By Elias Hazou
IN A bid to placate educators, the government has said it was doing all it could to limit the number of part-time teachers whose contracts would not be renewed for the new school year.
Education Minister Kyriakos Kenevezos has, however, indicated that the need for teachers has lessened compared to last year because student attendance in public elementary and high schools this fall is forecast to drop by as much as 2,000.
Speaking over the weekend, the minister stressed that the government did not want to increase the jobless rate, but added that the numbers didn’t lie. “The number of students shapes the need [for teachers], and don’t think there is anyone out there…who does not understand this parameter,” Kenevezos said.
He attributed the decrease in students to many foreign nationals with children leaving the island.
But teachers unions are crying foul after the release last week of the list of transfers and appointments for elementary schools, showing that some 100 fewer part-time and substitute teachers had their contracts renewed.

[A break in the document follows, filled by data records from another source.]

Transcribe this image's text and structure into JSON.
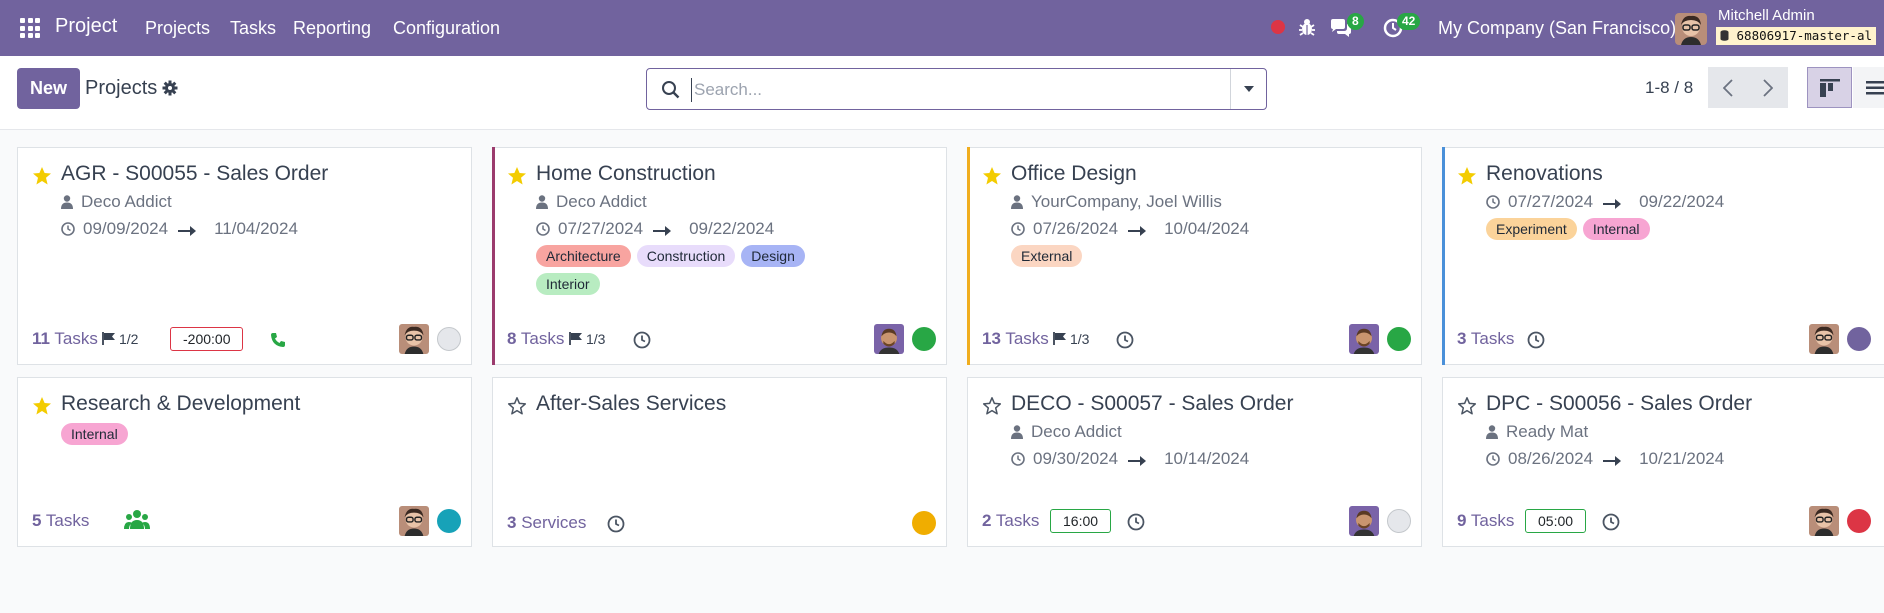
{
  "navbar": {
    "app_name": "Project",
    "menu": [
      "Projects",
      "Tasks",
      "Reporting",
      "Configuration"
    ],
    "messages_count": "8",
    "activities_count": "42",
    "company": "My Company (San Francisco)",
    "user_name": "Mitchell Admin",
    "database": "68806917-master-al",
    "icons": [
      "apps-icon",
      "record-icon",
      "bug-icon",
      "chat-icon",
      "clock-icon"
    ]
  },
  "control": {
    "new_label": "New",
    "breadcrumb": "Projects",
    "search_placeholder": "Search...",
    "pager": "1-8 / 8"
  },
  "colors": {
    "brand": "#71639e",
    "status_green": "#28a745",
    "status_red": "#dc3545"
  },
  "cards": [
    {
      "title": "AGR - S00055 - Sales Order",
      "favorite": true,
      "partner": "Deco Addict",
      "date_start": "09/09/2024",
      "date_end": "11/04/2024",
      "tasks_count": "11",
      "tasks_label": "Tasks",
      "milestones": "1/2",
      "allocated": "-200:00",
      "status": "none"
    },
    {
      "title": "Home Construction",
      "favorite": true,
      "partner": "Deco Addict",
      "date_start": "07/27/2024",
      "date_end": "09/22/2024",
      "tags": [
        {
          "name": "Architecture",
          "color": "#f8a4a0"
        },
        {
          "name": "Construction",
          "color": "#e8dcfb"
        },
        {
          "name": "Design",
          "color": "#a7b4f5"
        },
        {
          "name": "Interior",
          "color": "#b8ecc1"
        }
      ],
      "tasks_count": "8",
      "tasks_label": "Tasks",
      "milestones": "1/3",
      "status": "on-track"
    },
    {
      "title": "Office Design",
      "favorite": true,
      "partner": "YourCompany, Joel Willis",
      "date_start": "07/26/2024",
      "date_end": "10/04/2024",
      "tags": [
        {
          "name": "External",
          "color": "#fbd6c2"
        }
      ],
      "tasks_count": "13",
      "tasks_label": "Tasks",
      "milestones": "1/3",
      "status": "on-track"
    },
    {
      "title": "Renovations",
      "favorite": true,
      "date_start": "07/27/2024",
      "date_end": "09/22/2024",
      "tags": [
        {
          "name": "Experiment",
          "color": "#fbd39a"
        },
        {
          "name": "Internal",
          "color": "#f7a5d2"
        }
      ],
      "tasks_count": "3",
      "tasks_label": "Tasks",
      "status": "done"
    },
    {
      "title": "Research & Development",
      "favorite": true,
      "tags": [
        {
          "name": "Internal",
          "color": "#f7a5d2"
        }
      ],
      "tasks_count": "5",
      "tasks_label": "Tasks",
      "status": "info"
    },
    {
      "title": "After-Sales Services",
      "favorite": false,
      "tasks_count": "3",
      "tasks_label": "Services",
      "status": "at-risk"
    },
    {
      "title": "DECO - S00057 - Sales Order",
      "favorite": false,
      "partner": "Deco Addict",
      "date_start": "09/30/2024",
      "date_end": "10/14/2024",
      "tasks_count": "2",
      "tasks_label": "Tasks",
      "allocated": "16:00",
      "status": "none"
    },
    {
      "title": "DPC - S00056 - Sales Order",
      "favorite": false,
      "partner": "Ready Mat",
      "date_start": "08/26/2024",
      "date_end": "10/21/2024",
      "tasks_count": "9",
      "tasks_label": "Tasks",
      "allocated": "05:00",
      "status": "off-track"
    }
  ]
}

The corresponding list for high-school teachers was posted yesterday, showing that around 550 high-school teachers had their contracts renewed; no data for last year was immediately available for a direct comparison.
Estimates vary, but it’s believed that, in all, up to 200 fewer contract teachers will be working in public schools during the 2013-2014 academic year.

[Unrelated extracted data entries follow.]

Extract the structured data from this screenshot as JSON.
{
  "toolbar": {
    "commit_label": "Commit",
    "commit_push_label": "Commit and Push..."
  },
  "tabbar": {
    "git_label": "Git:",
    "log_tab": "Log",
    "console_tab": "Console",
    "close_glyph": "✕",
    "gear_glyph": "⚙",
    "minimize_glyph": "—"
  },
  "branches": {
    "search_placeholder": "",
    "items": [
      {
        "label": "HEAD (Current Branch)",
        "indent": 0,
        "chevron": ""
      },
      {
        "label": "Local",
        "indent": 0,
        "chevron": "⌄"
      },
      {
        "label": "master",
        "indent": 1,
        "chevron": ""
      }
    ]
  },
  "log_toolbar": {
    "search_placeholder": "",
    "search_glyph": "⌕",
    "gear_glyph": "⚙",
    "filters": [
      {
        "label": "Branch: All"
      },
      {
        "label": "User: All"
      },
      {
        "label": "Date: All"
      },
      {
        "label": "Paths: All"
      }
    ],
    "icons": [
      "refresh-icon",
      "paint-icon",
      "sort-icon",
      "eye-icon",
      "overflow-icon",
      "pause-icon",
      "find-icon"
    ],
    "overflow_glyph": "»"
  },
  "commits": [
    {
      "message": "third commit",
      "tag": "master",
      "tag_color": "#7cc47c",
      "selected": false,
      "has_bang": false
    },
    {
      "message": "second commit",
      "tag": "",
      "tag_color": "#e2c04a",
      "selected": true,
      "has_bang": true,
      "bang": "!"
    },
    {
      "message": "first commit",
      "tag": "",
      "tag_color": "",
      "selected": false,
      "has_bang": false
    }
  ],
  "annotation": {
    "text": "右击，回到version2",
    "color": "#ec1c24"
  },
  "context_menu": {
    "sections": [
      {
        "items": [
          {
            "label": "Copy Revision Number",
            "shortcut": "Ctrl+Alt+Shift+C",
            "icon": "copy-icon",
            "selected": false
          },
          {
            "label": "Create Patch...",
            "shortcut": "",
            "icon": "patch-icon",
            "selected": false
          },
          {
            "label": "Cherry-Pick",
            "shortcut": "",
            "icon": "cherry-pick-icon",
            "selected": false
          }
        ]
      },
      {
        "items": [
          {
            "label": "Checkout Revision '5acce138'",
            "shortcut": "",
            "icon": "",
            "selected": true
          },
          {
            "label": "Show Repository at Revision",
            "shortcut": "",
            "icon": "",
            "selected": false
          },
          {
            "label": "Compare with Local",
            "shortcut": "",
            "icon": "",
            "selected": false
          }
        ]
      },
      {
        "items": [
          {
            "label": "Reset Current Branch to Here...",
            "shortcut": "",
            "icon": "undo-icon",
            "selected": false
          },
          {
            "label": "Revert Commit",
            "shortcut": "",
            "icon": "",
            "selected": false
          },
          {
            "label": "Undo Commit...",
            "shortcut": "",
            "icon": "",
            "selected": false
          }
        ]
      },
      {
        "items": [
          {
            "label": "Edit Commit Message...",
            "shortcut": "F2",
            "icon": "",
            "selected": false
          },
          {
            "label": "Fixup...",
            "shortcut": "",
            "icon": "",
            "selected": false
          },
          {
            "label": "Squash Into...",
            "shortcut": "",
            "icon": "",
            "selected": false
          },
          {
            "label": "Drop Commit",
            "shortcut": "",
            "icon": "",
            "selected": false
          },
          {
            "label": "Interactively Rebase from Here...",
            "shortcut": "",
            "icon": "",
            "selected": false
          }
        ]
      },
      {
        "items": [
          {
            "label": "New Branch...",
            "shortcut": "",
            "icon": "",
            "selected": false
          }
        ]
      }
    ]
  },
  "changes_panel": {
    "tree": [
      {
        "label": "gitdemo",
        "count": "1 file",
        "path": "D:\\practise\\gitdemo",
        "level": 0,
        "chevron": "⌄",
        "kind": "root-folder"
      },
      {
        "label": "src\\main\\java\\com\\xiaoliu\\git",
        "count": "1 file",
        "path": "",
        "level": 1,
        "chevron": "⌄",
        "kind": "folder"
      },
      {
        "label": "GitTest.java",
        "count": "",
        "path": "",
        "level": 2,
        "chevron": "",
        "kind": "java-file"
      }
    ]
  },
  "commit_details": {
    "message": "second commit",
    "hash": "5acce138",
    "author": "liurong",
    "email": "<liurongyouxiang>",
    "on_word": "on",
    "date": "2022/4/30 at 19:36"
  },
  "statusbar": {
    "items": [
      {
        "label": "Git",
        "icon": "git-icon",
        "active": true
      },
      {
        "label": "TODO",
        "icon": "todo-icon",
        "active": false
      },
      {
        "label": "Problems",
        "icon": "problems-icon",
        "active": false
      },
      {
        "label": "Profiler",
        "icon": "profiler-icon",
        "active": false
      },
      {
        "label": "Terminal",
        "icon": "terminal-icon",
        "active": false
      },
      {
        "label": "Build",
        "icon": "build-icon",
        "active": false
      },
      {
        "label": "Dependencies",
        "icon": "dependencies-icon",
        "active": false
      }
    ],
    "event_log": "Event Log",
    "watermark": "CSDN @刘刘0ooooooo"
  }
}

Primary-school teachers union POED yesterday denounced the anticipated reductions in contractual staff, and called for an urgent meeting with the minister.
In a statement, the union hinted that the government had back-pedalled on what appeared to have been a gentlemen’s agreement struck earlier this year to maintain all contract employees in public education.
Back in April, parliament approved scaled cuts (0.8 to 2.0 per cent) on the salaries of all public-sector workers, including teachers – a fiscal measure stipulated in the loan agreement between Cyprus and its international lenders.
The teachers unions say they went along with it because at the time they were promised that the savings generated from the pay cuts would be used to secure all contract employees.
The government is now singing a different tune, POED said. The union insists that the need for educators remains, and that letting teachers go will deal a “severe blow” to education.
Traditionally, contract teachers far outnumber full-time staff. According to data from the Educational Service Commission, in 2011 there were a little under 600 contract teachers in primary education compared to 200 permanent staff.